Paper No. 148-8
Presentation Time: 2:45 PM
ANALYSIS OF MIXING BETWEEN RIVER WATER AND GROUNDWATER ALONG THE BANKS OF A LARGE TIDAL RIVER RECEIVING AS-LADEN GROUNDWATER
KWAK, Kyungwon1, KNAPPETT, Peter S.K.1, CARDENAS, M. Bayani2, DATTA, Saugata3, HUANG, Yibin1, PEDRAZAS, Micaela2, DEMIR, Cansu2, ARMAN, Abu Saeed4, HOSAIN, Alamgir5, AITKENHEAD-PETERSON, Jacqueline Ann6, AHMED, Kazi Matin4 and AKHTER, Syed Humayun4, (1)Department of Geology & Geophysics, Texas A&M University, 3115 TAMU, College Station, TX 77843-3115, (2)Jackson School of Geosciences, University of Texas at Austin, 2305 Speedway Stop C1160, Austin, TX 78712-1692, (3)Geological Sciences, University of Texas at San Antonio, Flawn Sciences Building, One UTSA Cr, San Antonio, TX 78249, (4)Department of Geology, University of Dhaka, Dhaka, 1000, Bangladesh, (5)Department of Geology, University of Barishal, Barishal, 8200, Bangladesh, (6)Department of Soil and Crop Science, Texas A&M University, 620 Heep Center, 2474 TAMU, College Station, TX 77843
Groundwater is the main source of drinking water in Bangladesh where the shallow alluvial aquifers (<50 m) typically have toxic concentrations of geogenic arsenic (As). The Meghna River, one of the main rivers in the country, gains water from these aquifers for most of the year, but As concentrations in the river are near detection limit. In addition to dilution, As may be sequestered and naturally accumulate in the river’s banks. In sandy banks a dynamic mixing zone between Fe-reducing groundwater and oxygen-rich surface water operates during the dry season, driven by tidal and seasonal fluctuations. These reactive mixing zones are potentially active sinks and sources of As. The objective of this study is to estimate the conservative mixing between groundwater and river water which will help predict the fate and transport of As.
Fifty-two groundwater and two river water samples were collected from the field site. Labile parameters were measured on site. Dissolved As and iron (Fe) were measured with Inductively Coupled Plasma Mass Spectrometry (ICP-MS). Major cations and anions were analyzed using Ion Chromatograph (IC) and the water isotopes (δ18O and δD) were analyzed using Cavity Ring-down Spectroscopy (Picarro L2120-i).
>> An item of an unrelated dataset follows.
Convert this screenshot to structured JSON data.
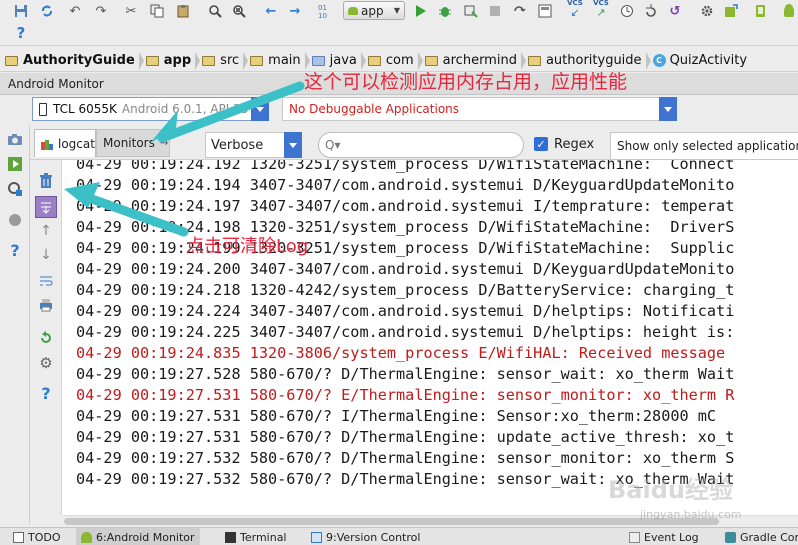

The arriving groundwater was only slightly affected by evaporation prior to recharging the aquifer, but not from evaporation of the upwelling groundwater along the seepage face of the riverbank.
Concentrations of dissolved As, Fe, phosphate, alkalinity, and ammonium increased towards the river, while δ18O, chloride (Cl), and specific conductance decreased towards the river. This indicates an active source of these well-known by-products of organic matter decomposition and reductive dissolution of Fe oxides.
We applied an end-member mixing model based on Cl concentrations and δ18O to quantify mixing between groundwater and river water. This allowed the mass fluxes of As, Fe, phosphate, alkalinity, and ammonium to be calculated along the flow path towards the river.
Future work using geochemical inverse modeling will help identify the chemical reactions responsible for the observed fluxes and concentrations. Understanding coupled hydro-biogeochemical processes in riverbanks in regions with high concentrations of As in shallow aquifer will shed new light on As and Fe cycling across the basin.